Taber’s HgPACopt application is easily tunable allowing live adjustment to many control factors in order to realize varied control strategies and consideration of multiple time horizons. The basic concept uses a 30 day rolling average goal for the plant or site and determines the most effective amount of PAC required for maintaining the average within the selected margin. Generally, as more PAC is added to the flue stream each incremental add of PAC will reduce Hg by a lesser amount (i.e., diminishing returns). HgPACopt is setup to recognize this and seeks to keep the PAC average rate at the lowest possible level while still achieving satisfactory Hg removal.
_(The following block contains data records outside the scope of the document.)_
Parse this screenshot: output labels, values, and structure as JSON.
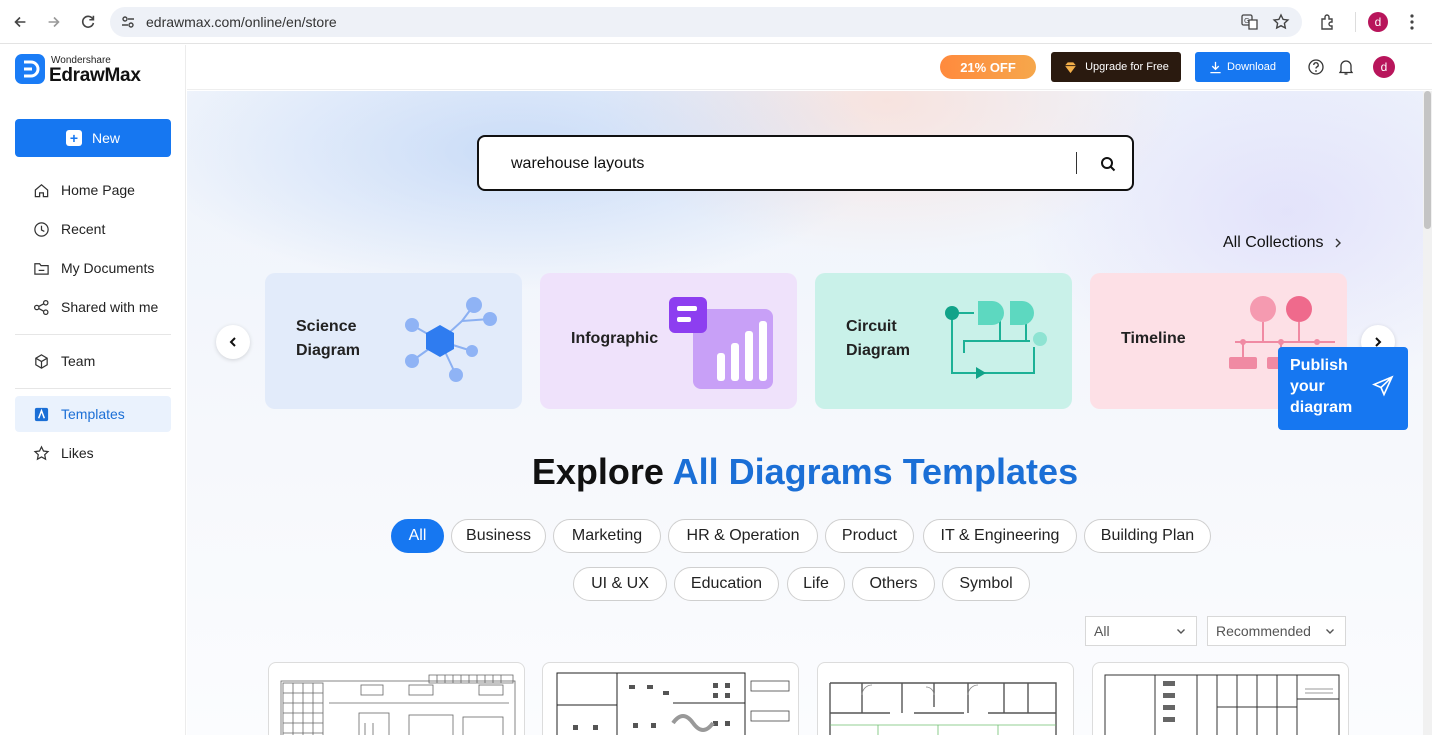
{
  "browser": {
    "url": "edrawmax.com/online/en/store",
    "avatar_letter": "d"
  },
  "sidebar": {
    "logo_small": "Wondershare",
    "logo_big": "EdrawMax",
    "new_label": "New",
    "items": [
      {
        "label": "Home Page",
        "icon": "home-icon"
      },
      {
        "label": "Recent",
        "icon": "clock-icon"
      },
      {
        "label": "My Documents",
        "icon": "folder-icon"
      },
      {
        "label": "Shared with me",
        "icon": "share-icon"
      },
      {
        "label": "Team",
        "icon": "cube-icon"
      },
      {
        "label": "Templates",
        "icon": "template-icon"
      },
      {
        "label": "Likes",
        "icon": "star-icon"
      }
    ]
  },
  "header": {
    "promo": "21% OFF",
    "upgrade_label": "Upgrade for Free",
    "download_label": "Download",
    "avatar_letter": "d"
  },
  "search": {
    "value": "warehouse layouts"
  },
  "collections": {
    "all_label": "All Collections",
    "cards": [
      {
        "label": "Science Diagram"
      },
      {
        "label": "Infographic"
      },
      {
        "label": "Circuit Diagram"
      },
      {
        "label": "Timeline"
      }
    ]
  },
  "publish": {
    "label": "Publish your diagram"
  },
  "explore": {
    "prefix": "Explore",
    "highlight": "All Diagrams Templates"
  },
  "categories": {
    "row1": [
      "All",
      "Business",
      "Marketing",
      "HR & Operation",
      "Product",
      "IT & Engineering",
      "Building Plan"
    ],
    "row2": [
      "UI & UX",
      "Education",
      "Life",
      "Others",
      "Symbol"
    ],
    "selected": "All"
  },
  "filters": {
    "type": "All",
    "sort": "Recommended"
  },
  "colors": {
    "accent": "#1677f1",
    "highlight_text": "#1b6fd6"
  }
}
Short term instantaneous readings are smoothed out, preventing oversupply of PAC to a temporary spike in Hg, which is often over before the PAC can affect the process. Feedrates are biased or controlled directly on a time cycle more closely matching the expected changes in fuel over time. Adjustments may be made to accommodate high opacity or other combustion situations where it is desirable from an operator’s standpoint to have PAC reduced. When conditions warrant and the PAC injection is deemed to be in an effective control zone, margin may be built up in the rolling average such that later instances of high-mercury coal or needed system maintenance can be much more easily tolerated without causing upsets.

Results

1. In this example, opacity is reduced and kept out of alarm conditions

2. The PAC feed-rate is much steadier, helping smooth the overall process and reduce overall PAC usage.

3. The Hg emissions are slightly noisier, but the 30-day average is improved.

PACopt Trends

When the averages of each period displayed are compared, it is clear that use of Taber’s HgPACopt application improves all aspects of the process, reducing PAC consumption, avoiding process and opacity upsets, and improving average Hg emission rates.